Y Niko/Miguel Fegale se ha tomado su tiempo para escribir esta especie de novela testimonio, o novela collage polimórfica, ha caminado las calles buscando información. Y también buscando bibliografía, la misma que siempre ha estado amañada. Ciertos sectores han querido monitorear los datos existentes para llevar agua a sus molinos y entregarnos una historia al gusto del cliente, una historia que visibiliza a algunos y desmerece a otros. Pero Niko/Miguel Fegale ha querido más bien hacer lo contrario, escribir a contracorriente y entregarnos un testimonio imparcial, de primera mano, incluso pasando por alto el criterio de “no llevarse bien con algún personaje” o las malas habladurías que siempre están en una escena dominada por muchas voces discordantes, como un cuerpo con muchas cabezas, una especie de hydra de las alcantarillas.
VII
Sabemos perfectamente que escribir un libro como este no se ha podido hacer desde la perfección, sino más bien desde la desconfiguración, el desorden, el caos, la no alienación o el no academicismo. Niko/Miguel Fegale es subterráneo, vive, trabaja, se recursea, se enamora aullando a la luna, quiere emborracharse con sus amigos, formar frentes para hacer música, apoyar la contracultura en las calles. También se pelea a puño limpio cuando se trata de defender una opinión o solidarizarse con un amigo. Quienes conocemos a Niko/Miguel Fegale sabemos perfectamente que lo suyo no son solo palabritas al aire, no solo se trata de escribir y contar. Eso lo puede hacer cualquiera con un poco de técnica literaria. También se trata de vivir lo que se cuenta, de estar donde las papas queman, de ensuciarse los zapatos o los chancabuques, de estar en el frente de batalla, ahí donde están todos los héroes anónimos y más los subterráneos porque ellos no formaron un partido político, no formaron una alianza contra los bancos o se opusieron solo a las cinco familias que gobernaban este país, ellos formaron una jauría rabiosa que nadie podría controlar ni ellos mismos, ellos ladraron incluso en muchos casos, más fuerte que las explosiones y los cochebombas.

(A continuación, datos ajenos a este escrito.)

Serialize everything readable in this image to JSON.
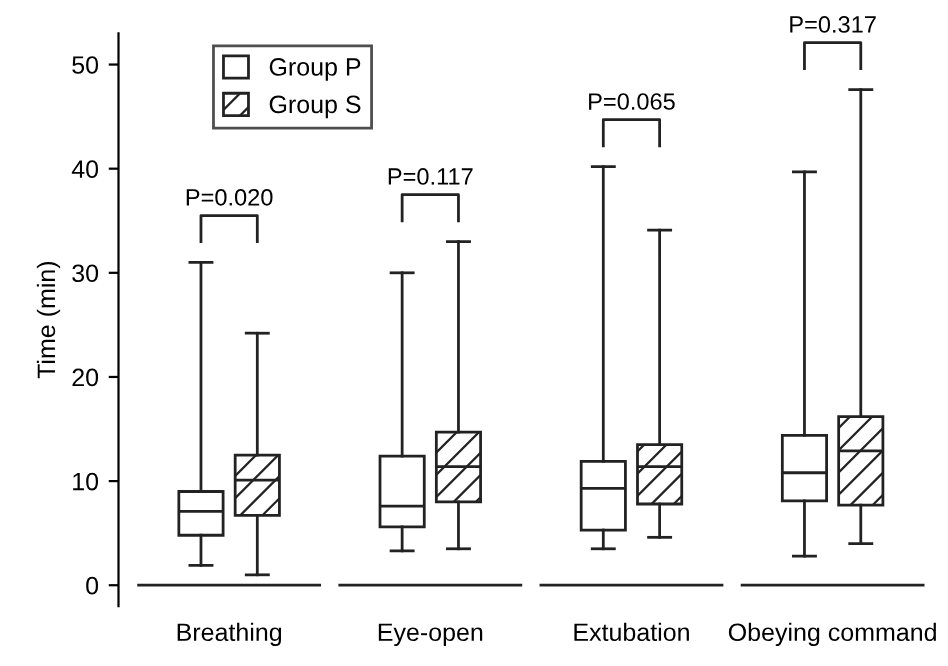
{
  "chart_data": {
    "type": "box",
    "ylabel": "Time (min)",
    "categories": [
      "Breathing",
      "Eye-open",
      "Extubation",
      "Obeying command"
    ],
    "ylim": [
      -2,
      53
    ],
    "yticks": [
      0,
      10,
      20,
      30,
      40,
      50
    ],
    "grid": false,
    "legend": "top left",
    "series": [
      {
        "name": "Group P",
        "color": "#ffffff",
        "boxes": [
          {
            "low": 1.9,
            "q1": 4.8,
            "median": 7.1,
            "q3": 9.0,
            "high": 31.0
          },
          {
            "low": 3.3,
            "q1": 5.6,
            "median": 7.6,
            "q3": 12.4,
            "high": 30.0
          },
          {
            "low": 3.5,
            "q1": 5.3,
            "median": 9.3,
            "q3": 11.9,
            "high": 40.2
          },
          {
            "low": 2.8,
            "q1": 8.1,
            "median": 10.8,
            "q3": 14.4,
            "high": 39.7
          }
        ]
      },
      {
        "name": "Group S",
        "color": "#ffffff",
        "boxes": [
          {
            "low": 1.0,
            "q1": 6.7,
            "median": 10.1,
            "q3": 12.5,
            "high": 24.2
          },
          {
            "low": 3.5,
            "q1": 8.0,
            "median": 11.4,
            "q3": 14.7,
            "high": 33.0
          },
          {
            "low": 4.6,
            "q1": 7.8,
            "median": 11.4,
            "q3": 13.5,
            "high": 34.1
          },
          {
            "low": 4.0,
            "q1": 7.7,
            "median": 12.9,
            "q3": 16.2,
            "high": 47.6
          }
        ]
      }
    ],
    "annotations": [
      "P=0.020",
      "P=0.117",
      "P=0.065",
      "P=0.317"
    ]
  }
}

Su legado es lo que queda en el inconsciente colectivo, en la mitología urbana (llámenle “leyenda urbana”, si quieren) y por eso, cada vez que uno se encuentra con un joven de casaca de cuero, pelos parados o marrocas y jeanes rotos, sabe que hay una historia detrás, una historia que es más grande que sus propios personajes. Y eso es lo que ha querido rescatar Niko/Miguel Fegale. La historia alternativa o paralela del rock subterráneo. La historia que nos enseñó que, para pelear contra el sistema, primero teníamos que gritar hasta desgañitarnos y tomarnos un buen trago-combustible de ron para el primer impulso y para que el frío de la noche no nos haga daño.

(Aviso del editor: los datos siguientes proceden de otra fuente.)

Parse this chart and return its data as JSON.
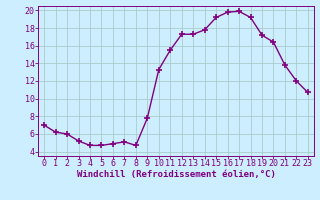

En suma, Niko nos entrega esto que es (o podría ser, para los escépticos) la esperada novela del rock subterráneo de los ochenta-noventa. Solo nos queda leerlo al ritmo de “Púdrete pituco” o “Ya no hay más anarquía”. Y salir en las calles a seguir haciendo pintas en las paredes cochambrosas o pararnos en las esquinas y seguir pensando que no hay futuro y que nuestros padres debieron ahogarnos en un balde con agua. Pero estamos vivos y tenemos que seguir. Todavía hay gente dentro de “el Hueco” de Santa Beatriz. Todavía hay muchos subtes parados entre la esquina del jirón Chincha y la avenida Wilson, el “concurso de rock no profesional” en la No Helden va a empezar. En “Rockacho” suenan los primeros balazos. Ya van llegando las bandas con sus instrumentos al hombro. La jauría subte acecha sigilosa. Un patrullero cuida las calles, mientras un político arenga a las estatuas y una primera explosión nos sacude los sesos.
Damas y caballeros, ladies and gentleman, damos inicio al concierto.
La Encantada de Villa, noviembre de 2017.